Have the students think about government services or equipment they use each day. Of course, they go to school five days a week, but have them think about other stuff the government pays for--sewers and traffic lights, for example, and less tangible things like environmental protection and economic development. How would their daily lives be affected if government significantly increased or decreased spending for these things?

Hints for Teachers

The tax structure is the foundation of a solid fiscal system. Unless the revenue coming to the state is reliable and minimizes its interference with the economy, the state may be in a precarious financial situation. In order for students to get a high political rating, they must make sure that they have the tax system in order.

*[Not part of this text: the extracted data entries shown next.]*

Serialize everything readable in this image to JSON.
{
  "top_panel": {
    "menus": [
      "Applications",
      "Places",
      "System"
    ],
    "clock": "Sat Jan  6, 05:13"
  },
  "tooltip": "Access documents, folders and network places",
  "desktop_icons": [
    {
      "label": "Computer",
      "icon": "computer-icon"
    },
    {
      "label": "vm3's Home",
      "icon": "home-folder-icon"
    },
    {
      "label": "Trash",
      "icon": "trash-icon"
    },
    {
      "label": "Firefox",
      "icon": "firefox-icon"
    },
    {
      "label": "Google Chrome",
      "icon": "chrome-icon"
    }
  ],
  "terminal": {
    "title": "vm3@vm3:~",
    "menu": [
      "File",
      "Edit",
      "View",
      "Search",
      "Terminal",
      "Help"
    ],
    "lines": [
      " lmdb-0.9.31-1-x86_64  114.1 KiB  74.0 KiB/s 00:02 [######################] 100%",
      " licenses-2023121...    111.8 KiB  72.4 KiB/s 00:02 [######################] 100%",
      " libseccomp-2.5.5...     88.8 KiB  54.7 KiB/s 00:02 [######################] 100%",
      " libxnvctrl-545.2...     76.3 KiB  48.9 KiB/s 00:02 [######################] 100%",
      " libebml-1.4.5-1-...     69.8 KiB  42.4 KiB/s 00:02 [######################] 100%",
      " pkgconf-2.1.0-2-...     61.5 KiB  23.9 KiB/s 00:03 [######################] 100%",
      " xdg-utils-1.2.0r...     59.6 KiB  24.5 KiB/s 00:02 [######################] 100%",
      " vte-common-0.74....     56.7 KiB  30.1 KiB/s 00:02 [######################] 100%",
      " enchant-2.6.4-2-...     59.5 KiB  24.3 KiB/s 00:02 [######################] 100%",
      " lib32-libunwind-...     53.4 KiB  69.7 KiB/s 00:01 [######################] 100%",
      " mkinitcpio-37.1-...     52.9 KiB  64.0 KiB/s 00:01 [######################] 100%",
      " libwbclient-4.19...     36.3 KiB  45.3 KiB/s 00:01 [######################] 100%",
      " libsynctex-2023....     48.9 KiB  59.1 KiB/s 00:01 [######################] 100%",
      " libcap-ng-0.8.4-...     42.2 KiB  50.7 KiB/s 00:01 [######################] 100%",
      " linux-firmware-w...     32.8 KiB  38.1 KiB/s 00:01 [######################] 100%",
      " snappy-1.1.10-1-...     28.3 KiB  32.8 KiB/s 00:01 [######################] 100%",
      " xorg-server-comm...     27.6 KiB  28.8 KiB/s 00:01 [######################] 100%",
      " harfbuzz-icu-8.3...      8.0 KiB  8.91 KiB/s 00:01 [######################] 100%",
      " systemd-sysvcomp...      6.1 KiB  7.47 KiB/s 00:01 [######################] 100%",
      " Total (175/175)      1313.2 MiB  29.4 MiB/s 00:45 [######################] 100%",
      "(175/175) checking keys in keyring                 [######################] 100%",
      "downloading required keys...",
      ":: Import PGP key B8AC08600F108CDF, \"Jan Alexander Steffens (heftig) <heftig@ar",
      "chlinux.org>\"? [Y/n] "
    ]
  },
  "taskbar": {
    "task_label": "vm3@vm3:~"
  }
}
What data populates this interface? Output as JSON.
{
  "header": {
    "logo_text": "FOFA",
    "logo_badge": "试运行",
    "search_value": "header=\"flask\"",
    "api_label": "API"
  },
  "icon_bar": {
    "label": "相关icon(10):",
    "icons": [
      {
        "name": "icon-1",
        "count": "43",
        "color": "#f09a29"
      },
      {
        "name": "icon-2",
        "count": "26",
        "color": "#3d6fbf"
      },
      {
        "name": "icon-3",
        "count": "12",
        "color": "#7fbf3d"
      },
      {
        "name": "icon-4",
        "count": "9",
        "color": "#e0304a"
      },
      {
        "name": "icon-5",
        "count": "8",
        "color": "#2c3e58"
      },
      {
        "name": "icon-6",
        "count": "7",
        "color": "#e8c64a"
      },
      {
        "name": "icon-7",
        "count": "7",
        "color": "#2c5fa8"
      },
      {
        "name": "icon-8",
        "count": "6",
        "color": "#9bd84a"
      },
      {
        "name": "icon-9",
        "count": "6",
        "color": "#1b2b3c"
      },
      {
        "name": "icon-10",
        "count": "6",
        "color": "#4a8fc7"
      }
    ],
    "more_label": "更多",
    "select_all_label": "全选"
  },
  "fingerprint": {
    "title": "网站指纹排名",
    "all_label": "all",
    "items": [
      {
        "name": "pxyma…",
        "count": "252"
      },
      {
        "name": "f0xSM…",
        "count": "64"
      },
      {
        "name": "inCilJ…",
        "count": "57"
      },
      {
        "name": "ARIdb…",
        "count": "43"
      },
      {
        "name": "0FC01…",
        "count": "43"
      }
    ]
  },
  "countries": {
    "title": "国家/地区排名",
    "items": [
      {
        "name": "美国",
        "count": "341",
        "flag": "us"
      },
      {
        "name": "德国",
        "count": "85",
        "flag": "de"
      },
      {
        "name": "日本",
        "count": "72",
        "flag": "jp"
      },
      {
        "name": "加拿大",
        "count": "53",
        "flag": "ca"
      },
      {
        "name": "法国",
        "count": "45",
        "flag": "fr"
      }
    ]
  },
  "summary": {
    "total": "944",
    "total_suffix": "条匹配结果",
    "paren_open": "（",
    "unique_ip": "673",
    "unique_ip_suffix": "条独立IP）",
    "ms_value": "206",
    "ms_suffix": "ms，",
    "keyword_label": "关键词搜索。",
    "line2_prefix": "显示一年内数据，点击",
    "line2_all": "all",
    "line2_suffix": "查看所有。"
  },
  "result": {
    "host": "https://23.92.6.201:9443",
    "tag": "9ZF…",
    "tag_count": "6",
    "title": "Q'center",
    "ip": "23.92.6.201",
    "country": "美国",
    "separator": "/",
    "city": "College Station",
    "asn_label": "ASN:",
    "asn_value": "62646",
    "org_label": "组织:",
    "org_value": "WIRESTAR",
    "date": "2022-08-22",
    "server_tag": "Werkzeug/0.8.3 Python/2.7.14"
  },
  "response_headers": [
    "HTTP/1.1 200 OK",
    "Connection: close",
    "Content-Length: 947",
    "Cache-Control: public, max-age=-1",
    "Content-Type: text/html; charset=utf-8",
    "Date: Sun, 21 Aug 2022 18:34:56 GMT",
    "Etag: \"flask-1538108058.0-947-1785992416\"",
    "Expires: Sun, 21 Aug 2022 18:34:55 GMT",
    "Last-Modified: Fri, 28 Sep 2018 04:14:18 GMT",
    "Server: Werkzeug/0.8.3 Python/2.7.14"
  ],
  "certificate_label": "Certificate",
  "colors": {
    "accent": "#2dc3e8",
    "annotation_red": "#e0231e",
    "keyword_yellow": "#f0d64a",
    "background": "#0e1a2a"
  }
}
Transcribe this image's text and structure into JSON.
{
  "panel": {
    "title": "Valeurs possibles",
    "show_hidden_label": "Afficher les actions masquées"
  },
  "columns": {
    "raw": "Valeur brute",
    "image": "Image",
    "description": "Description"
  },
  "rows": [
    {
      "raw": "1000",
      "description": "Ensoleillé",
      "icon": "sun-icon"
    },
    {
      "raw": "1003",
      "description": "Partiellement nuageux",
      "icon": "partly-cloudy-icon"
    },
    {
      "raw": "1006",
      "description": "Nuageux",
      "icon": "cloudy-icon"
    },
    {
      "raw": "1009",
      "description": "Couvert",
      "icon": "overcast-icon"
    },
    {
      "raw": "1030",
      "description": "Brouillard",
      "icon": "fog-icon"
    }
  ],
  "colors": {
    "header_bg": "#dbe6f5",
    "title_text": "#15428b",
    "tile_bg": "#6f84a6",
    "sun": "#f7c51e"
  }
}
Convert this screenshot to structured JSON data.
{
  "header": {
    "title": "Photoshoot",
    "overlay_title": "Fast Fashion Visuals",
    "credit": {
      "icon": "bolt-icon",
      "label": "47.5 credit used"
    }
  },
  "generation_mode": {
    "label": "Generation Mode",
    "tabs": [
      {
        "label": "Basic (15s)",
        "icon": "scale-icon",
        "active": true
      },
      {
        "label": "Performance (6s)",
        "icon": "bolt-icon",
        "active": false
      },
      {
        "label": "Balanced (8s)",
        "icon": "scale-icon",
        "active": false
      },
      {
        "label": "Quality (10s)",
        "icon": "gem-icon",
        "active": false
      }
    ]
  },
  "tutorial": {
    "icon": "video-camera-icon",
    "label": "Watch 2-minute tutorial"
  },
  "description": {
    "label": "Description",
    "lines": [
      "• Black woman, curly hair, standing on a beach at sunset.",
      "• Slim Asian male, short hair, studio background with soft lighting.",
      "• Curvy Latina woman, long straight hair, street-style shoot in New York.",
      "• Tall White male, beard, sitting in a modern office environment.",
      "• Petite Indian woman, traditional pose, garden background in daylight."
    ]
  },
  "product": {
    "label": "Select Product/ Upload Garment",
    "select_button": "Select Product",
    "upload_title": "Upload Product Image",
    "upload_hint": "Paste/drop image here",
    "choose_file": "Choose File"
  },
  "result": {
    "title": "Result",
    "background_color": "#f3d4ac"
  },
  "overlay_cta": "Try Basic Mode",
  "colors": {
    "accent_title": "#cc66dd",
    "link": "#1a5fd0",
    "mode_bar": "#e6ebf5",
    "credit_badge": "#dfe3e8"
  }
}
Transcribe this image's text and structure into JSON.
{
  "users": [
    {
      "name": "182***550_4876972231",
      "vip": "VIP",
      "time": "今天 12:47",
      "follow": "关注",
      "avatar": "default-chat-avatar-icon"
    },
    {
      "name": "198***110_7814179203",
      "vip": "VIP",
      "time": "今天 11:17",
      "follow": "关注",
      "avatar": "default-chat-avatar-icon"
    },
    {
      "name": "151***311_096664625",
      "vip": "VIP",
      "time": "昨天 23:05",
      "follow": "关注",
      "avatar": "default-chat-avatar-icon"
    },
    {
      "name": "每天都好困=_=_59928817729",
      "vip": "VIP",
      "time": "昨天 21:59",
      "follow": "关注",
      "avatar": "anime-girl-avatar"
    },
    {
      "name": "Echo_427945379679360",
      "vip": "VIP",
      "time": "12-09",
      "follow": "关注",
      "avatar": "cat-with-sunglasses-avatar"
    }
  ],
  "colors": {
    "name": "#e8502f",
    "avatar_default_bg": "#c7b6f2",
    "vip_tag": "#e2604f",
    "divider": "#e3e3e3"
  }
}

Students who select one of the three spending campaign promises will get a higher score if they 1) tax personal services; 2) lower the sales tax rate to about 5.4%; 3) adopt the federal adjusted gross income and federal deductions and exemptions; 4) raise the income tax rate to about 7.2%. On the expenditure side, students should attempt to balance the cuts among the various functions (except for the one they promised to increase, of course).

Students who promise to cut taxes should 1) tax personal services; 2) lower the sales tax rate to about 4.7%; 3) adopt the federal adjusted gross income and federal deductions and exemptions; 4) raise the income tax rate to about 6.9%. On the expenditure side, students should attempt to balance spending cuts equally among all functions.

Additional Resources

The game is based upon a report from the Kentucky Long-Term Policy Research Center, entitled $5.8 Billion and Change: An Exploration of the Long-Term Budgetary Impact of Trends Affecting the Commonwealth. This text is available for classroom use. In addition, the Center has a website with plenty of articles and reports on a variety of topics.